Wien. Ob Unternehmensberatung auf Türkisch, eine Podiumsdiskussion über Diversität in der Wirtschaft oder ein von Jugendlichen verfasstes Theaterstück über eine Schule, die wegen des hohen Anteils an Migranten geschlossen wird: Das Programm in der zweiten "Wiener Integrationswoche" umfasst Kulturevents ebenso wie Sprach- oder Business-Work-shops. Mehr als 140 Veranstaltungen werden ab Mittwoch, dem 2. Mai, in Wien zu erleben sein.

Man wolle "Wiens Vielfalt aufzeigen und eine Plattform für interkulturellen Austausch bieten", betont Organisator Dino Šoše, Geschäftsführer des Medienunternehmens Bum Media. Es sei nicht leicht, einen Migrationshintergrund mit sich herumzuschleppen, meint Šoše, der seit sieben Jahren in Wien lebt. "Statistiken zeigen, dass Migranten nicht das Problem der Gesellschaft sind, sondern Probleme in der Gesellschaft haben. Sie verdienen weniger, arbeiten schwerer, wohnen schlechter und werden nicht gerne als Nachbarn gesehen."

Eröffnet wird der Veranstaltungsreigen in der Brunnenpassage, unter anderem mit einem Dramolett des Autors und Ethnologen Richard Schuberth: "Dino Šoše hat mich gebeten, etwas Salz in die Suppe zu streuen", meint Schuberth. "Integration - Wer in was? Warum? Wofür? Und überhaupt" nennt sich das Werk, eine "launige Begegnung mit den Widersprüchen der Integrationsdebatte". Zum Inhalt möchte Schuberth nur so viel verraten: "Es geht um ein zwölfjähriges Mädchen und ihren Vater. Beide haben Migrationshintergrund. Im Verlauf stellt sich heraus, dass die soziale Differenz viel wichtiger ist als die kulturelle."

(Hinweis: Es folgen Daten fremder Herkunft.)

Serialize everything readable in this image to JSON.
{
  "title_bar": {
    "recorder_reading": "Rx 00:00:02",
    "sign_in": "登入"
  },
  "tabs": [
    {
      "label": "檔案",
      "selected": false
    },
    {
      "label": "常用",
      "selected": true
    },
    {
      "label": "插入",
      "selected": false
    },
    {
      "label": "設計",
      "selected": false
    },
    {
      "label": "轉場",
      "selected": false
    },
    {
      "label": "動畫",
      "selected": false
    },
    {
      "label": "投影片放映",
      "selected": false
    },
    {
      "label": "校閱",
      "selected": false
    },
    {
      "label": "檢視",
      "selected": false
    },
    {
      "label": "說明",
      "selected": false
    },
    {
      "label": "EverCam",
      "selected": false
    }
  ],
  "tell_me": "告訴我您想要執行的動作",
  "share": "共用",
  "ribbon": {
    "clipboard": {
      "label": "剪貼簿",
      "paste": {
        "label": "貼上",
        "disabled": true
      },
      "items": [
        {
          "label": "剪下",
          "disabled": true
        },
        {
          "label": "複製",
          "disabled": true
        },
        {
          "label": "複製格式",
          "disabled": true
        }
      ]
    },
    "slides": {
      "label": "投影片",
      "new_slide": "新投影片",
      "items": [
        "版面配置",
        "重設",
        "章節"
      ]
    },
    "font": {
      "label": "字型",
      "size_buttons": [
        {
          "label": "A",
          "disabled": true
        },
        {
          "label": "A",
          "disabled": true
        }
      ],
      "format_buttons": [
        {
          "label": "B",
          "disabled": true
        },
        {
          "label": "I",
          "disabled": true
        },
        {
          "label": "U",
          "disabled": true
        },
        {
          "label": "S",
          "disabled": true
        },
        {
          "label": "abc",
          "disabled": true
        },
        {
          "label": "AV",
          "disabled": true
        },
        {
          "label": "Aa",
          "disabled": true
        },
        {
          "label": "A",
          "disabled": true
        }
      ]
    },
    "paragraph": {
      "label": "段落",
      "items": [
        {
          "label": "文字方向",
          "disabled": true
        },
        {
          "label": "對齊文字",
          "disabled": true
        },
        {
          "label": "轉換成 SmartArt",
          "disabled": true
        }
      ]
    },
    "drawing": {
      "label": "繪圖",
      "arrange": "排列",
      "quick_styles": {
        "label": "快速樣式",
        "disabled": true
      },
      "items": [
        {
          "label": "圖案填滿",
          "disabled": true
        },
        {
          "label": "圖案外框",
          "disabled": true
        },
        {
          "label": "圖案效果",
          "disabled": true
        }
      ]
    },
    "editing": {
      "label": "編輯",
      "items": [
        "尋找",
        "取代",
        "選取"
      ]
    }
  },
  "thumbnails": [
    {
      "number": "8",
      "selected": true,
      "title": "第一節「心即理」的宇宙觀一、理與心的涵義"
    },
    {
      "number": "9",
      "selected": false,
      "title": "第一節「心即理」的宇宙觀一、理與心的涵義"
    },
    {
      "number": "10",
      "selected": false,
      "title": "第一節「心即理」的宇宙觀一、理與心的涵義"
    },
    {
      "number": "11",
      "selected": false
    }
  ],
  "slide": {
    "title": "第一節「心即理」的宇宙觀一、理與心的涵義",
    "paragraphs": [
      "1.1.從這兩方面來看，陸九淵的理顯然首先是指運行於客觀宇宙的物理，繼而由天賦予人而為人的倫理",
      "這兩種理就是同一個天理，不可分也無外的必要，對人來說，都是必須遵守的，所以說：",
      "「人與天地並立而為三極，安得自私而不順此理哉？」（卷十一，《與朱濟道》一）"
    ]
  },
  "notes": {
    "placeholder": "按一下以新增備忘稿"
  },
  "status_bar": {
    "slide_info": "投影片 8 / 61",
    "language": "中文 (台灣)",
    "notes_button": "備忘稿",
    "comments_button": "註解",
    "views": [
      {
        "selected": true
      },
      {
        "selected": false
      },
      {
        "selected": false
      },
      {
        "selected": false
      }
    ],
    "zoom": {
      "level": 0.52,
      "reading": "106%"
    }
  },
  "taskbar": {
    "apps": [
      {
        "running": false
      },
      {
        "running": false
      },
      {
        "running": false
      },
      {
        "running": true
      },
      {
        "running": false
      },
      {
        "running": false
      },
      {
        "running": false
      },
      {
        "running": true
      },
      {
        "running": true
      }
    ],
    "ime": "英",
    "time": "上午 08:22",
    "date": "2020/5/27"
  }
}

Am Begriff Migrationshintergrund hat sich Schuberth kürzlich erst gestoßen. "Ich habe ihn als rassistischen Begriff bezeichnet, weil er nur für Personen mit exjugoslawischen oder türkischen Namen verwendet wird, selbst wenn sie in der fünften Generation hier leben." Aber: "Self Empowerement" von Menschen mit Migrationshintergrund findet er gut: "Hier geht es um Hegemonie und Selbstbestimmung: Bisher waren diese Menschen fremdbestimmt. Nun mischen sie sich ein."

In der Integrationsdebatte würden kulturelle Argumente überbetont. "Mir kann die orientalische Musik meines Nachbarn nicht gefallen. Aber das kann ich artikulieren, ohne gleich vom Clash of Cultures zu reden." Alltagskonflikte seien oft rein zwischenmenschlichter Natur.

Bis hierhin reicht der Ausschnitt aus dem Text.